China 2023 · 173 min. · FSK: ab 12
Regie: Frant Gwo
Drehbuchvorlage: Cixin Liu
Drehbuch: , , ,
Kamera: Michael Liu
Darsteller: Wu Jing, Andy Lau, Xuejian Li, Zina Blahusova, Liya Tong u.a.
Filmszene »Die wandernde Erde II«
Mathematik der Gefangenschaft
(Foto: Plaion Pictures)

Panasiatisch grundierter Universalismus

Spekulatives Spektakel: Der chinesische Film Die wandernde Erde II ist tolles Blockbusterkino. Er gibt das Bild einer Welt, die nicht mehr unilateral ist, und bezeugt eine filmökonomische Erdplattenverschiebung

»Die Stunde vor Sonnen­auf­gang ist immer die dunkelste.« Dialog­auszug

Die Geschichten der Zukunft werden nicht länger von Hollywood diktiert.

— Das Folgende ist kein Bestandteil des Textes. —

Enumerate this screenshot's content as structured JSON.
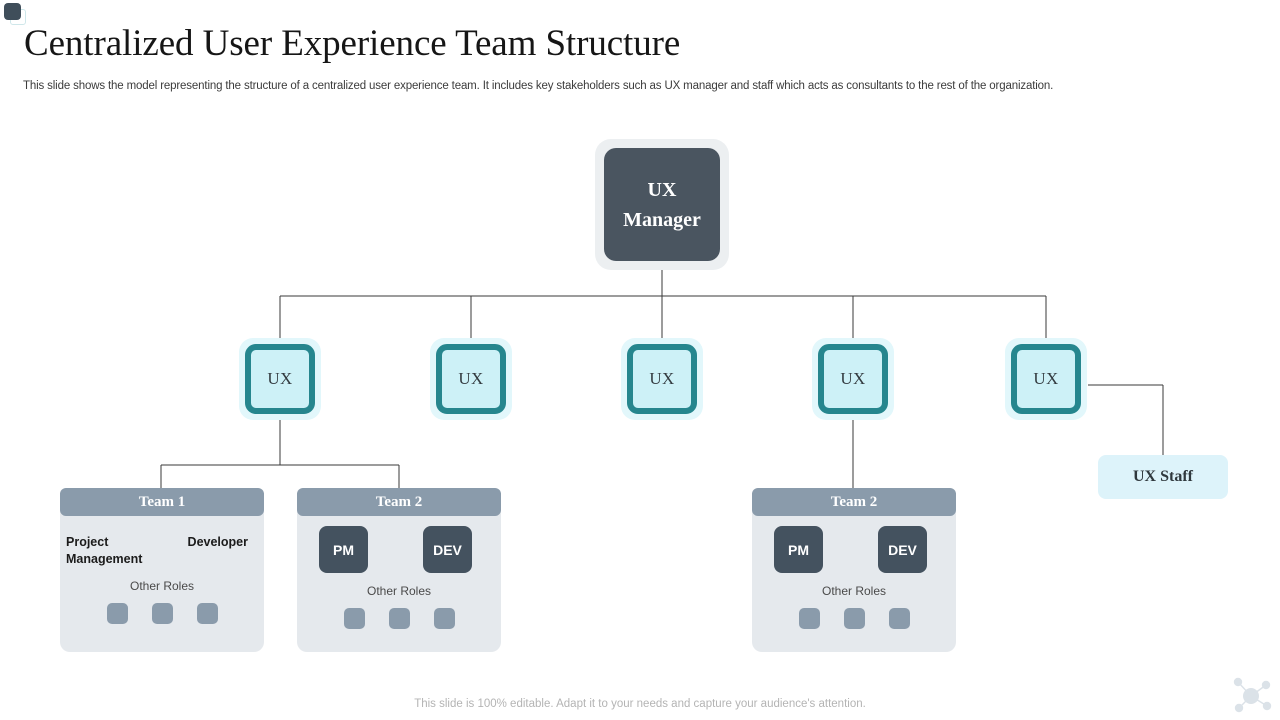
{
  "slide": {
    "title": "Centralized User Experience Team Structure",
    "subtitle": "This slide shows the model representing the structure of a centralized user experience team. It includes key stakeholders such as UX manager and staff which acts as consultants to the rest of the organization.",
    "footer": "This slide is 100% editable. Adapt it to your needs and capture your audience's attention."
  },
  "colors": {
    "teal_border": "#26868e",
    "teal_fill": "#cdf1f7",
    "teal_glow": "#e2f7fb",
    "dark_slate": "#4a5560",
    "chip_slate": "#44525f",
    "header_blue_gray": "#8a9bab",
    "card_body": "#e5e9ed",
    "staff_fill": "#ddf3fa",
    "connector_line": "#3a3a3a",
    "title_text": "#161616",
    "footer_text": "#b4b4b4"
  },
  "org": {
    "manager": {
      "line1": "UX",
      "line2": "Manager"
    },
    "ux_nodes": [
      {
        "label": "UX"
      },
      {
        "label": "UX"
      },
      {
        "label": "UX"
      },
      {
        "label": "UX"
      },
      {
        "label": "UX"
      }
    ],
    "staff": {
      "label": "UX Staff"
    },
    "teams": [
      {
        "header": "Team 1",
        "role_style": "text",
        "roles": [
          {
            "label": "Project Management"
          },
          {
            "label": "Developer"
          }
        ],
        "other_roles_label": "Other Roles",
        "other_roles_count": 3
      },
      {
        "header": "Team 2",
        "role_style": "chip",
        "roles": [
          {
            "label": "PM"
          },
          {
            "label": "DEV"
          }
        ],
        "other_roles_label": "Other Roles",
        "other_roles_count": 3
      },
      {
        "header": "Team 2",
        "role_style": "chip",
        "roles": [
          {
            "label": "PM"
          },
          {
            "label": "DEV"
          }
        ],
        "other_roles_label": "Other Roles",
        "other_roles_count": 3
      }
    ]
  }
}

Auch wenn die Filme unserer Welt immer noch die den globalen Unter­hal­tungs­markt bisher domi­nie­rende nord­ame­ri­ka­ni­sche Drama­turgie nachahmen, gibt es auch im Kino wie in anderen Enter­tain­ment­be­rei­chen längst einen Aufstand des soge­nannten »Globalen Südens«.
Frant Gwos Die wandernde Erde II, der jetzt in den deutschen Kinos läuft, ist ein guter Beleg dafür, wie in den neuen Geschichten anderer Länder und Kulturen die ange­knackste Moral eines innerlich schwächelnden Westens mit Zukunfts­ge­wiss­heit und Wissen­schafts­op­ti­mismus, also den alten Tugenden der klas­si­schen Aufklärung kuriert wird – der neue Hand­lungsmut wird aller­dings auch mit aufge­klärter Despotie und dem poli­ti­schen Setting einer wohl­mei­nenden Auto­kratie erkauft.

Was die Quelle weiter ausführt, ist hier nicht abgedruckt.